I don’t really spend much time at all meditating on Judas. But as I think about him this morning, he wasn’t the only disciple who had a personal agenda . . . he wasn’t the only one who had a hard time trying to figure out this “passive Messiah.” He wasn’t even the only one who denied Christ. But he was the only one who betrayed Jesus. He was the only one that Satan found an open door to . . . that the enemy was able to exploit in order to demonstrate his derision for the Son of God. And he was the only who took his own life . . . because he had betrayed innocent blood.
. . . when Judas, His betrayer, saw that Jesus was condemned, he changed his mind and brought back the thirty pieces of silver to the chief priests and the elders, saying, “I have sinned by betraying innocent blood.” They said, “What is that to us?
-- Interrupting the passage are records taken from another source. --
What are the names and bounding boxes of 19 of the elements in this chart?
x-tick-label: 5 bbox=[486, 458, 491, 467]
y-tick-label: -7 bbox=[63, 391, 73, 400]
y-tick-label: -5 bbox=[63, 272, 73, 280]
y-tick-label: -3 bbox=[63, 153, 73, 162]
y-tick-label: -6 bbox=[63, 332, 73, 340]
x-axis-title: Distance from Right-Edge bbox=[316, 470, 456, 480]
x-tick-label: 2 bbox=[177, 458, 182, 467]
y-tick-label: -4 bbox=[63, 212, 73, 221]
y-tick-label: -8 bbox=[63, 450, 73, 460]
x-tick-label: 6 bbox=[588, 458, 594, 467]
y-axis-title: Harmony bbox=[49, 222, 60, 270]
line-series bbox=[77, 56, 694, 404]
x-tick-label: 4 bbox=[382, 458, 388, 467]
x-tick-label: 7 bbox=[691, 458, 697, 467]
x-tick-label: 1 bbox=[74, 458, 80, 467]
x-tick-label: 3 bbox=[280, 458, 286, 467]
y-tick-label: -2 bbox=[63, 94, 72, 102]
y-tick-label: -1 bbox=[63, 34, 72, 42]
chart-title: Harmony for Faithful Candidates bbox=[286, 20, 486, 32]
See to it yourself.” And throwing down the pieces of silver into the temple, he departed, and he went and hanged himself. (Matthew 27:3-5 ESV)
I can’t imagine the horror experienced by Judas after he had come to his senses and realized what he had been part of. Or the depth of conviction that crushed his whole being as he came to a full realization of what the chief priests and elders intended to be done to the One Judas had followed for three years. But in his desperate act to somehow clean his hands of his part in it all, the Holy Spirit uses his pitiful plea to the religious elite as an eternal testimony of the nature of the Lamb God.
Innocent blood. Not guilty of any crime . . . no basis for guilt before men . . . none before God. A man deserving of “no penalty.” Holy . . . spotless . . . without blemish. Jesus was a man of innocent blood.
Judas’ testimony is a credible testimony. Having been with the Teacher from Nazareth for three years . . . having witnessed him in public . . . having been with him in private . . . he knew the Man . . . he had every opportunity to see Him in all situations . . . Judas knew Jesus intimately. And when the enveloping dark clouds of his greed and self-serving nature cleared a bit, he would look upon the One who had been berated, spit upon, and beaten and know, at the depths of his heart, that this was innocent blood.
And yet, He who knew no sin would be made sin for us (2Cor. 5:21).
The righteous and holy Son of God would willingly shed His innocent blood that those deserving Judas’ outcome might be rescued. That the price would be paid for their sin . . . that restitution might be made for their crimes against God . . . that reconciliation might be possible for those who had also turned their back on the God who made them . . . that redemption might be possible for those sold into the slavery of sin and death.
We were bought with the innocent blood of the Christ . . . that we might be born again to participate in the righteous nature of the Christ.
What unfathomable love of the Father . . . what amazing grace shown to those He desires as His children.
Praise God for innocent blood . . . and our glorious Savior!